In the diagram, an external user accesses the Webex site to join or host a meeting. Following a DNS lookup, the IP address
for the Webex site is the NAT public IP address (Eth0). This NAT public IP address is for the external NAT firewall router
(Firewall and NAT router 1), between the external network and the DMZ network.
The firewall router receives this request from the external user, and internally routes the request to the NAT private IP
address for the router (Eth1, exposed to the DMZ network). Eth1 then sends the request to the public VIP address (also a NAT
IP address in the private networking segment for the Webex site).
You can use NAT IP
addresses for the public VIP address, and the Internet Reverse Proxy IP
addresses.

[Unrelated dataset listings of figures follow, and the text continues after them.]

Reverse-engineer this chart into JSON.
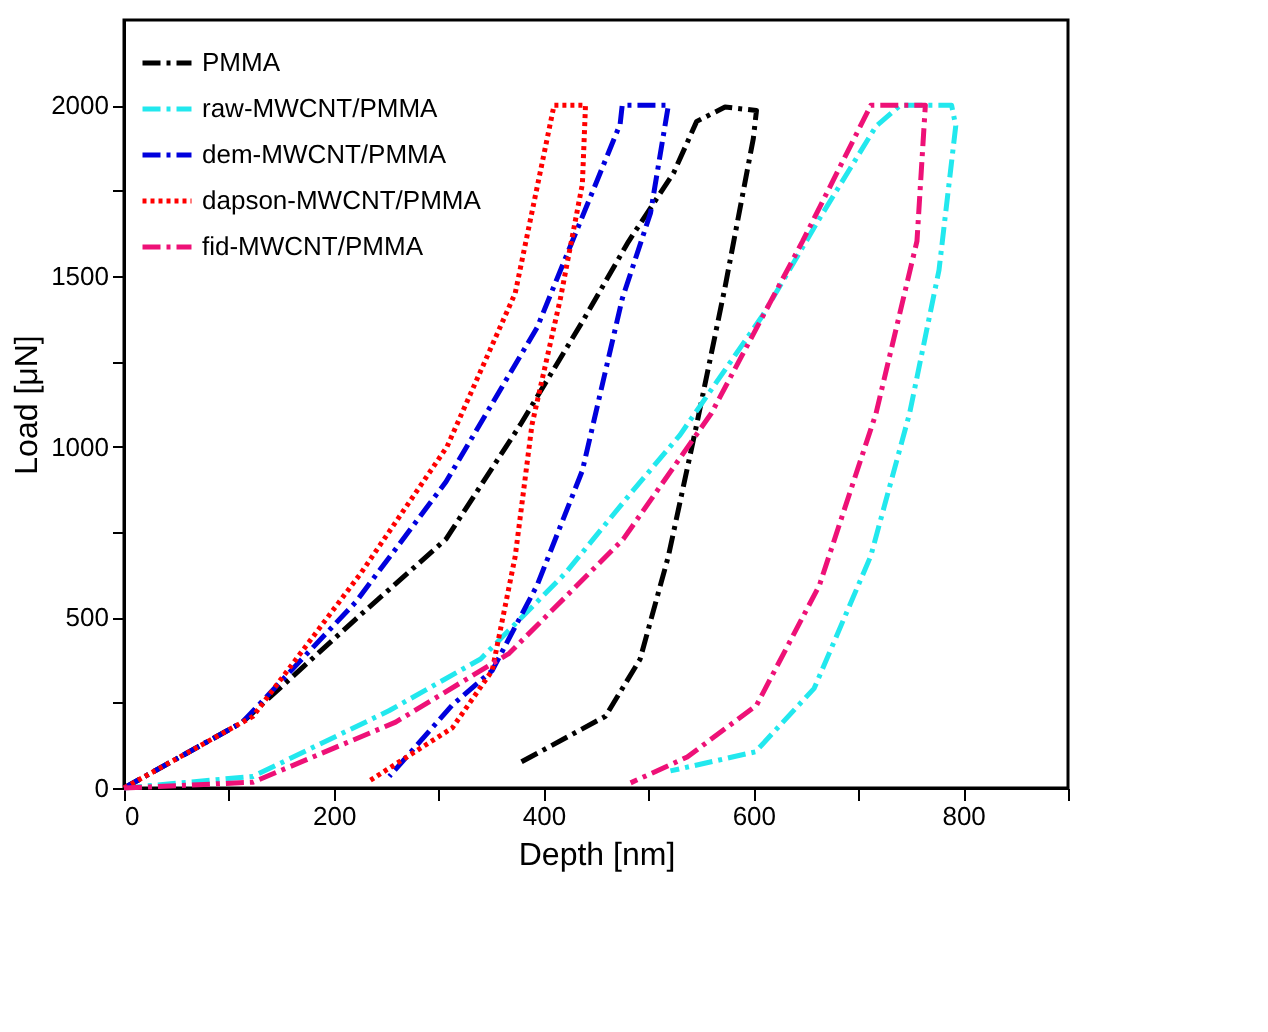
{
  "chart_data": {
    "type": "line",
    "xlabel": "Depth [nm]",
    "ylabel": "Load [μN]",
    "xlim": [
      0,
      900
    ],
    "ylim": [
      0,
      2250
    ],
    "xticks": [
      0,
      {
        "value": 100,
        "label": null
      },
      200,
      {
        "value": 300,
        "label": null
      },
      400,
      {
        "value": 500,
        "label": null
      },
      600,
      {
        "value": 700,
        "label": null
      },
      800,
      {
        "value": 900,
        "label": null
      }
    ],
    "yticks": [
      0,
      {
        "value": 250,
        "label": null
      },
      500,
      {
        "value": 750,
        "label": null
      },
      1000,
      {
        "value": 1250,
        "label": null
      },
      1500,
      {
        "value": 1750,
        "label": null
      },
      2000
    ],
    "grid": false,
    "legend": "top left",
    "marker": "none",
    "series": [
      {
        "name": "PMMA",
        "color": "#000000",
        "line_style": "dashed",
        "x": [
          0,
          113,
          221,
          307,
          378,
          437,
          481,
          524,
          546,
          573,
          603,
          600,
          573,
          546,
          519,
          492,
          459,
          378
        ],
        "values": [
          0,
          193,
          495,
          729,
          1065,
          1366,
          1601,
          1802,
          1953,
          1995,
          1985,
          1903,
          1467,
          1065,
          679,
          377,
          210,
          75
        ]
      },
      {
        "name": "raw-MWCNT/PMMA",
        "color": "#22e8ee",
        "line_style": "dashed",
        "x": [
          0,
          123,
          253,
          340,
          421,
          483,
          530,
          609,
          663,
          717,
          740,
          789,
          793,
          777,
          749,
          712,
          658,
          602,
          521
        ],
        "values": [
          0,
          34,
          227,
          378,
          630,
          863,
          1034,
          1385,
          1668,
          1939,
          2000,
          2000,
          1940,
          1517,
          1098,
          680,
          292,
          106,
          50
        ]
      },
      {
        "name": "dem-MWCNT/PMMA",
        "color": "#0000dd",
        "line_style": "dashed",
        "x": [
          0,
          113,
          221,
          307,
          394,
          473,
          475,
          519,
          502,
          475,
          437,
          394,
          351,
          313,
          253
        ],
        "values": [
          0,
          193,
          545,
          897,
          1350,
          1945,
          2000,
          2000,
          1685,
          1433,
          930,
          595,
          344,
          243,
          34
        ]
      },
      {
        "name": "dapson-MWCNT/PMMA",
        "color": "#ff0000",
        "line_style": "dotted",
        "x": [
          0,
          123,
          226,
          308,
          373,
          410,
          440,
          437,
          416,
          389,
          373,
          351,
          313,
          232
        ],
        "values": [
          0,
          210,
          630,
          1000,
          1450,
          2000,
          2000,
          1769,
          1433,
          1065,
          679,
          344,
          176,
          17
        ]
      },
      {
        "name": "fid-MWCNT/PMMA",
        "color": "#ee1177",
        "line_style": "dashed",
        "x": [
          0,
          123,
          259,
          367,
          476,
          560,
          647,
          712,
          764,
          756,
          717,
          663,
          603,
          537,
          483
        ],
        "values": [
          0,
          17,
          193,
          394,
          729,
          1098,
          1602,
          2000,
          2000,
          1602,
          1098,
          594,
          242,
          91,
          15
        ]
      }
    ]
  }
}
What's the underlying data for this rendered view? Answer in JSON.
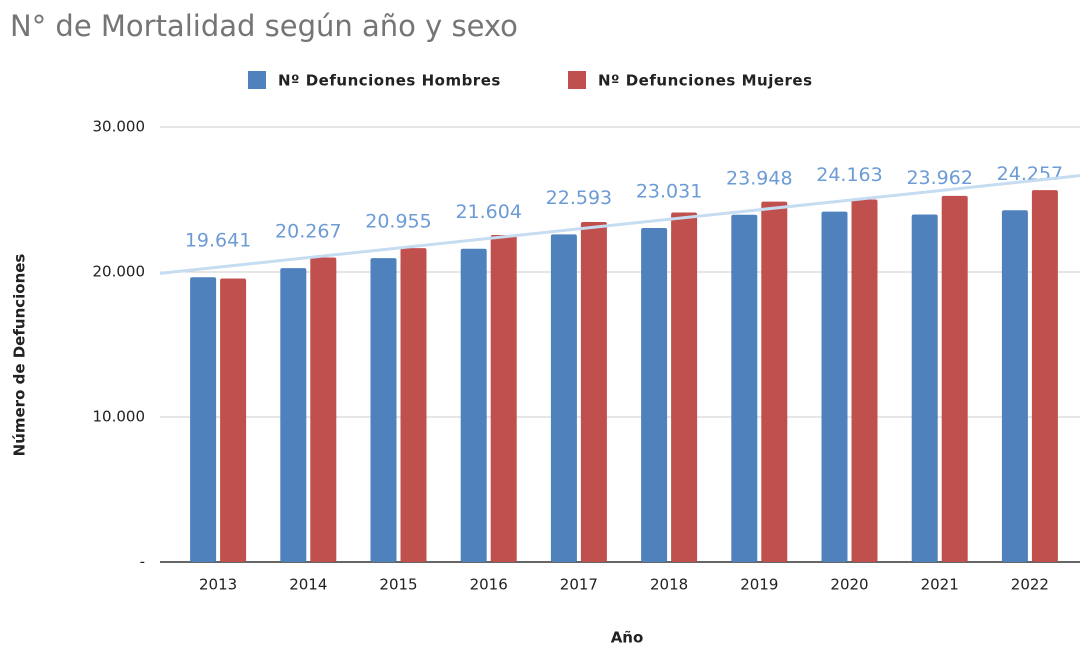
{
  "chart_data": {
    "type": "bar",
    "title": "N° de Mortalidad según año y sexo",
    "x_label": "Año",
    "y_label": "Número de Defunciones",
    "categories": [
      "2013",
      "2014",
      "2015",
      "2016",
      "2017",
      "2018",
      "2019",
      "2020",
      "2021",
      "2022"
    ],
    "series": [
      {
        "name": "Nº Defunciones Hombres",
        "color": "#4f81bd",
        "values": [
          19641,
          20267,
          20955,
          21604,
          22593,
          23031,
          23948,
          24163,
          23962,
          24257
        ],
        "value_labels": [
          "19.641",
          "20.267",
          "20.955",
          "21.604",
          "22.593",
          "23.031",
          "23.948",
          "24.163",
          "23.962",
          "24.257"
        ]
      },
      {
        "name": "Nº Defunciones Mujeres",
        "color": "#c0504d",
        "values": [
          19550,
          21000,
          21650,
          22550,
          23450,
          24100,
          24850,
          25000,
          25250,
          25650
        ],
        "trendline": true,
        "trendline_color": "#c6dcf1"
      }
    ],
    "ylim": [
      0,
      30000
    ],
    "yticks": [
      {
        "value": 0,
        "label": "-"
      },
      {
        "value": 10000,
        "label": "10.000"
      },
      {
        "value": 20000,
        "label": "20.000"
      },
      {
        "value": 30000,
        "label": "30.000"
      }
    ],
    "grid": true,
    "legend": "top"
  }
}
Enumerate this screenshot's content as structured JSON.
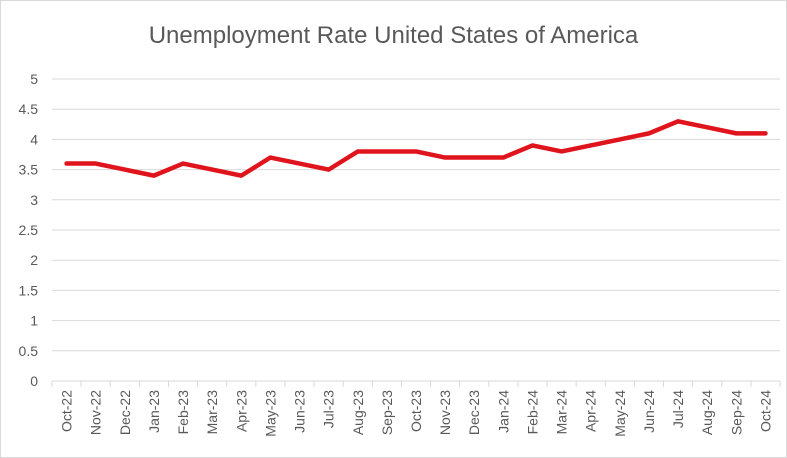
{
  "chart_data": {
    "type": "line",
    "title": "Unemployment Rate United States of America",
    "xlabel": "",
    "ylabel": "",
    "ylim": [
      0,
      5
    ],
    "y_ticks": [
      "0",
      "0.5",
      "1",
      "1.5",
      "2",
      "2.5",
      "3",
      "3.5",
      "4",
      "4.5",
      "5"
    ],
    "grid": true,
    "legend": "none",
    "categories": [
      "Oct-22",
      "Nov-22",
      "Dec-22",
      "Jan-23",
      "Feb-23",
      "Mar-23",
      "Apr-23",
      "May-23",
      "Jun-23",
      "Jul-23",
      "Aug-23",
      "Sep-23",
      "Oct-23",
      "Nov-23",
      "Dec-23",
      "Jan-24",
      "Feb-24",
      "Mar-24",
      "Apr-24",
      "May-24",
      "Jun-24",
      "Jul-24",
      "Aug-24",
      "Sep-24",
      "Oct-24"
    ],
    "series": [
      {
        "values": [
          3.6,
          3.6,
          3.5,
          3.4,
          3.6,
          3.5,
          3.4,
          3.7,
          3.6,
          3.5,
          3.8,
          3.8,
          3.8,
          3.7,
          3.7,
          3.7,
          3.9,
          3.8,
          3.9,
          4.0,
          4.1,
          4.3,
          4.2,
          4.1,
          4.1
        ],
        "color": "#e0141c"
      }
    ],
    "colors": {
      "grid": "#d9d9d9",
      "text": "#595959",
      "line": "#e0141c"
    }
  }
}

The only NAT public IP address is the Eth0 IP address for the NAT
firewall router.
Note
To ensure this NAT
firewall router (between the Internet and DMZ network) routes the incoming
packet correctly, set port mapping configuration on the NAT device, or apply
other similar mechanisms to ensure the packet is routed correctly to the public
VIP address and the Internet Reverse Proxy.
There is usually a
second internal NAT firewall router between the DMZ network and the internal
network. Similar to the external NAT firewall router, Eth0 is a DMZ NAT private
IP address and is an interface to the DMZ network. Eth1 is also a NAT private
IP address that is an interface to the internal network.
You can use NAT IP
addresses for the private VIP address and the Administration virtual machine IP
addresses.
If your network topology includes forward proxies, they must meet specific requirements for the Internet Reverse Proxy to work properly. See "Use of Forward Proxies in Your System" in the Cisco Webex Meetings Server Troubleshooting Guide for complete details.